Young was enlisted into the Office of Strategic Services (OSS) by General William J. Donovan when World War II began. Founded by Donovan, the OSS was the precursor to the CIA. Young may even have brought General Donovan to the Epirus front in his ambulance. Due to his leadership, cleverness, unsurpassed knowledge of the Greeks — and his fluency in Greek and Turkish — he was identified by William Donovan as a prime asset for America's fledgling intelligence service and was appointed as the chief of OSS operations in Greece — the "Greek Desk".

Young appointed John Vassos to head the newly-created "Spy School" in Cairo, Egypt. He instructed Vassos to write a manual for his prospective spies in the Secret Intelligence (SI) and Special Operations branches (SO) of the Office of Strategic Services at the secluded "Spy School". This clandestine training center where Young's agents were trained was situated in an upper-class suburb of Cairo along the Nile River, known to OSS as "Area A" or Ras el Kanayas.
The Greek Desk sent agents who were trained in the "Spy School" on missions behind enemy lines primarily to Greece and the Balkans.

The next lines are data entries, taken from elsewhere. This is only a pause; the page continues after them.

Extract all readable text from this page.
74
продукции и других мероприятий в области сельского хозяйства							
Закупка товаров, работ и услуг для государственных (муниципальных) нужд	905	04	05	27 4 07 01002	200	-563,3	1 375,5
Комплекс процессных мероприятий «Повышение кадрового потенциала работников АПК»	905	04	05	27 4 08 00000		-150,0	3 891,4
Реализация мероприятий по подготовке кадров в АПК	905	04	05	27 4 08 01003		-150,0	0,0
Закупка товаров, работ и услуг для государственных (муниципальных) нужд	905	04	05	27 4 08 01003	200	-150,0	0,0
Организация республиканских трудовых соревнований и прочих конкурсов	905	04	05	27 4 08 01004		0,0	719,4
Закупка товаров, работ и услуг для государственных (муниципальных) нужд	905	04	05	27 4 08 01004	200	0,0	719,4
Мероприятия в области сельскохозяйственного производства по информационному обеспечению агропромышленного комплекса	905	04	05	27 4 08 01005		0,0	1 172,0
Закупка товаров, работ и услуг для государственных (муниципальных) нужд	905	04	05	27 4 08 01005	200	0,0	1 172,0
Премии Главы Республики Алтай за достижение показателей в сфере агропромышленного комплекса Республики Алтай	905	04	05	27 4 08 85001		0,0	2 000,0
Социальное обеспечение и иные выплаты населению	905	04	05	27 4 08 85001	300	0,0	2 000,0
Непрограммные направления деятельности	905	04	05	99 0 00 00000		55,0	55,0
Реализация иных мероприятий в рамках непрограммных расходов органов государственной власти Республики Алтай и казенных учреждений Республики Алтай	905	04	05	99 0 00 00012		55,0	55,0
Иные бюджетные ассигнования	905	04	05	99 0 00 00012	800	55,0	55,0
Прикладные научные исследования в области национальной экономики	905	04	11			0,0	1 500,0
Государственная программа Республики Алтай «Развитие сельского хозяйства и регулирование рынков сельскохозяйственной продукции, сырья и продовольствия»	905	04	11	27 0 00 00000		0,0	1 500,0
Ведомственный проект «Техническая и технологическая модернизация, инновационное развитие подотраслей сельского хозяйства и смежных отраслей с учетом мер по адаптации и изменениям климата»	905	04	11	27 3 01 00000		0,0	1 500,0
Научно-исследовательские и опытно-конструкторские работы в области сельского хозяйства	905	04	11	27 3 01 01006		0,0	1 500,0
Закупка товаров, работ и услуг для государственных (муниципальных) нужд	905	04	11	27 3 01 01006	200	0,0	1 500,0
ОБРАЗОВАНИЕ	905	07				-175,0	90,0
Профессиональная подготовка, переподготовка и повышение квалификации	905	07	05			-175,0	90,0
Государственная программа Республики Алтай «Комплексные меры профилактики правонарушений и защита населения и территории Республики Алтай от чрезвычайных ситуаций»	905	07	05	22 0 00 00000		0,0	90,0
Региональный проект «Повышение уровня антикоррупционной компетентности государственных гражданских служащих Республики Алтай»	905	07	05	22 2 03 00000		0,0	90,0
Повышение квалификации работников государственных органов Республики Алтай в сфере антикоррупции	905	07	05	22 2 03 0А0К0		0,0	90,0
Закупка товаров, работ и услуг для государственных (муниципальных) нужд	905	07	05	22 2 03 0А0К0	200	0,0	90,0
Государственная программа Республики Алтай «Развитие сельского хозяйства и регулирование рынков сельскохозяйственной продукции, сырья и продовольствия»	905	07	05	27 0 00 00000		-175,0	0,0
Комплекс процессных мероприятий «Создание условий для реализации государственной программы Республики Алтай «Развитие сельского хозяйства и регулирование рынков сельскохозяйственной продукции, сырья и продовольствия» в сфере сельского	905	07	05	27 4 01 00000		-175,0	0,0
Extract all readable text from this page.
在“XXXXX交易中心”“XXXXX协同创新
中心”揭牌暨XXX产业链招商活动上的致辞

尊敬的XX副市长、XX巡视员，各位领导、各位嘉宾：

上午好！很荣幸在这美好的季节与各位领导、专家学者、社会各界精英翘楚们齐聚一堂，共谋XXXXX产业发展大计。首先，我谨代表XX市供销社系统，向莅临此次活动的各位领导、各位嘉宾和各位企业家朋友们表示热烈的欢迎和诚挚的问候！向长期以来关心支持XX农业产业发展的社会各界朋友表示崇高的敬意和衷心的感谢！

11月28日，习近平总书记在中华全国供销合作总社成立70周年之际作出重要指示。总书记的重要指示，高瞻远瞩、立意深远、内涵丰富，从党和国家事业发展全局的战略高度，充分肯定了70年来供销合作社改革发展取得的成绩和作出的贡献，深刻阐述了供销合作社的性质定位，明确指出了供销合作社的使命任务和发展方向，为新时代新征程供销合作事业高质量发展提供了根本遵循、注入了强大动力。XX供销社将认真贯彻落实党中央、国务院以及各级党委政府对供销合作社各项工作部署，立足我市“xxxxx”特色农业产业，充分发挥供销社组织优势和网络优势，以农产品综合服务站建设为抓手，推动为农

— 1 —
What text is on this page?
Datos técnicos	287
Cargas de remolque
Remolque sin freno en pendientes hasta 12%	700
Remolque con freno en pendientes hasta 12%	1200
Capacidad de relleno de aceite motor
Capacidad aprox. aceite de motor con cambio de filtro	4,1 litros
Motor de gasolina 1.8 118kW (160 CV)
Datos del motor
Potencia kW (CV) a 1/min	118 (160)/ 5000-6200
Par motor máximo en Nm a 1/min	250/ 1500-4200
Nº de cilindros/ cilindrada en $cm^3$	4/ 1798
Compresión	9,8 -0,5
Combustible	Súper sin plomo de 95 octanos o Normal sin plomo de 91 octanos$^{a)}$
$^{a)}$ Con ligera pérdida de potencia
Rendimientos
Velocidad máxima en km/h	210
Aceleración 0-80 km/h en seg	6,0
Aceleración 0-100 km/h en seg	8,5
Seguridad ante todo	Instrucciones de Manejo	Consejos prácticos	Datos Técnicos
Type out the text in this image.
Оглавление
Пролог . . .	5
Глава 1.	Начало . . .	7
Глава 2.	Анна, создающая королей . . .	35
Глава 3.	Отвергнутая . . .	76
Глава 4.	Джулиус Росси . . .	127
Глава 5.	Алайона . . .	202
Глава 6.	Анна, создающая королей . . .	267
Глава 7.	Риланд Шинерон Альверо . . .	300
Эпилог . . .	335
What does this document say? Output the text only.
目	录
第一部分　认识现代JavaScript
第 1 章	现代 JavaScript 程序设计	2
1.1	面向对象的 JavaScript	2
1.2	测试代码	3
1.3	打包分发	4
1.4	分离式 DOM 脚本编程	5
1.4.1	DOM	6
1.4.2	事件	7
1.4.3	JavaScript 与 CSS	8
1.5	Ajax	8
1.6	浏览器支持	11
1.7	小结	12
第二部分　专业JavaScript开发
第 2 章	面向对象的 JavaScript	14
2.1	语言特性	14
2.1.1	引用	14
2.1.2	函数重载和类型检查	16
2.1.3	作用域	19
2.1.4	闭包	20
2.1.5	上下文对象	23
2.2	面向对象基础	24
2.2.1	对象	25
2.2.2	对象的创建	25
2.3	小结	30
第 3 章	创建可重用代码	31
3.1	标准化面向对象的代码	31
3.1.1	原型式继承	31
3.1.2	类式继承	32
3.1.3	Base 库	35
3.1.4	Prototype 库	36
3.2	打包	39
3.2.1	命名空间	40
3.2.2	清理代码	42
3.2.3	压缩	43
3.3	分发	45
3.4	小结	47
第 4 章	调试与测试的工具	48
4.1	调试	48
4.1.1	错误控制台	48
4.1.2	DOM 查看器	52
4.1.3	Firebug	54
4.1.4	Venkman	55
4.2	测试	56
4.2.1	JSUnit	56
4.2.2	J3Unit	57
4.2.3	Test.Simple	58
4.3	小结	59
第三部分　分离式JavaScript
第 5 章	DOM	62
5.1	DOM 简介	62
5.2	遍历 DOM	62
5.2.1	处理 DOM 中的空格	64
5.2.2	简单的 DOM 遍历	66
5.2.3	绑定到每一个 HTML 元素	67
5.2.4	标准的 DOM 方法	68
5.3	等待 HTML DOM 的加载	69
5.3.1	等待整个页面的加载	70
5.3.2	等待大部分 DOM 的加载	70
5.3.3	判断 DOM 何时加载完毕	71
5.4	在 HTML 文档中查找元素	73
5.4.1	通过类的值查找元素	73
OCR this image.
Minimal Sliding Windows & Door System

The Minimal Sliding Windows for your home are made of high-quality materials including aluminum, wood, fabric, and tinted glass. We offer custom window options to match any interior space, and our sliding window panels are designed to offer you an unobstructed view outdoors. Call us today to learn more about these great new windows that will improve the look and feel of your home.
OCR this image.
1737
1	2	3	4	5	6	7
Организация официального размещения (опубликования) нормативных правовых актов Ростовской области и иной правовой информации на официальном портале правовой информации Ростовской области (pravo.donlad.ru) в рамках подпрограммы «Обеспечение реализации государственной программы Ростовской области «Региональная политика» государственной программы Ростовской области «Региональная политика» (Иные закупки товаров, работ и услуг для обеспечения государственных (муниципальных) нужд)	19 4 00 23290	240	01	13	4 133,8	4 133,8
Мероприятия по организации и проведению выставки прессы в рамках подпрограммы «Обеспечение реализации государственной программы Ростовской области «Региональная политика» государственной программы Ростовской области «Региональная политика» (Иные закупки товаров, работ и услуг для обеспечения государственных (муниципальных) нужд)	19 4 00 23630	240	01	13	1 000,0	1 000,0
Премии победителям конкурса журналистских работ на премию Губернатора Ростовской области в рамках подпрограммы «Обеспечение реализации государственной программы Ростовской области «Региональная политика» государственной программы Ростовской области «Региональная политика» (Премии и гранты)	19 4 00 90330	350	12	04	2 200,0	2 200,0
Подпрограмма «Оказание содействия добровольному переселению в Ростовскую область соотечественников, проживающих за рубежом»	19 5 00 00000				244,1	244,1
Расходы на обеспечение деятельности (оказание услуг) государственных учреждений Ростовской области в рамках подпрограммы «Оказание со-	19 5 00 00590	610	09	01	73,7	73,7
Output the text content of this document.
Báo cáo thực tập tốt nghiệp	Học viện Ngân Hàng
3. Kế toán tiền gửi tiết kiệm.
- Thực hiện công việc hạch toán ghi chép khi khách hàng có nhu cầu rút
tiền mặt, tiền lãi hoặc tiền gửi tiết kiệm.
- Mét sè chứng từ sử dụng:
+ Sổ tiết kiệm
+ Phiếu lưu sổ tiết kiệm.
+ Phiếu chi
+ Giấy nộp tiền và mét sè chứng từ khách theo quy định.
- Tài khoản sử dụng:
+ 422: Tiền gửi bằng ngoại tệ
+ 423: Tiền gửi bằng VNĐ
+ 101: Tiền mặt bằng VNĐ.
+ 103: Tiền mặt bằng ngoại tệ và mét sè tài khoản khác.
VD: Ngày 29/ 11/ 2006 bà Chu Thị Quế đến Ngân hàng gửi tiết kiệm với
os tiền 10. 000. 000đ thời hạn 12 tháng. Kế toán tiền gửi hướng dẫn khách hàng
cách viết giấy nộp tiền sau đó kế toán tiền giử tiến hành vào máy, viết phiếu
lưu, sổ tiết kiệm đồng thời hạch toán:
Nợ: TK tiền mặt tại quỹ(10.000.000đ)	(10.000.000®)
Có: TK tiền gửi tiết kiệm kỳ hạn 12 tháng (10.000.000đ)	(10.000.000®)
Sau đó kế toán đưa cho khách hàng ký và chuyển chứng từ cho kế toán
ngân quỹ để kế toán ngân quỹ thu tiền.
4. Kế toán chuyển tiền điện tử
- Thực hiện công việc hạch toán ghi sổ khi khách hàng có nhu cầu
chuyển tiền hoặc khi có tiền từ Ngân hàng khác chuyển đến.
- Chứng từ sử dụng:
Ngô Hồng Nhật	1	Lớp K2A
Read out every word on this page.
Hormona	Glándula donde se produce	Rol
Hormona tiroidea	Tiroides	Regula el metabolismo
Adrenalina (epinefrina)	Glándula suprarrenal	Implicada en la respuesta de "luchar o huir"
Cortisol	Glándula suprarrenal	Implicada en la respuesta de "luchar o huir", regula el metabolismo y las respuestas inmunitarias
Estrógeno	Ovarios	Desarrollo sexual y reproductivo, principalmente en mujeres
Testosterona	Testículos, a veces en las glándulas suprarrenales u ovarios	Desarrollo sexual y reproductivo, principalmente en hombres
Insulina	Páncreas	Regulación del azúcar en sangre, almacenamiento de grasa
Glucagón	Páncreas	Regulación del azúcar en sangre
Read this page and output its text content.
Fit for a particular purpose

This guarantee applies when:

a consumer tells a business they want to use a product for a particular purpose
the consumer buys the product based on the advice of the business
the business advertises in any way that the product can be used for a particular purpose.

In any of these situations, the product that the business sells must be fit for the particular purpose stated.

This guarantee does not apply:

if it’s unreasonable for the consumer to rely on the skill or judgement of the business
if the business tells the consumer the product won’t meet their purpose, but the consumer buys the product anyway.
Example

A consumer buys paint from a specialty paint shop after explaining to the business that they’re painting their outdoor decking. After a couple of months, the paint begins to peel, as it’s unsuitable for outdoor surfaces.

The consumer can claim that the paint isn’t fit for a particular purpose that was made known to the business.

==Post-war accomplishments==
Young was active in his field, serving as president of the Archaeological Institute of America from 1968 to 1972 and was Charles Elliot Norton Lecturer in 1968/1969. His professional interests concentrated on Greek and Phrygian archaeology, art, and history, the Early Iron Age, and early writing.

==Death==
Young died in an automobile accident near his home in Chester Springs, Pennsylvania.

==Bibliography==
- Late geometric graves and a seventh century well in the Agora (1939).
- Gordion; a guide to the excavations and museum (1968).
- Rodney S. Young; Keith DeVries; E. L. Kohler. Three great early tumuli. Philadelphia : University Museum, University of Pennsylvania, 1981. ISBN 9780934718394.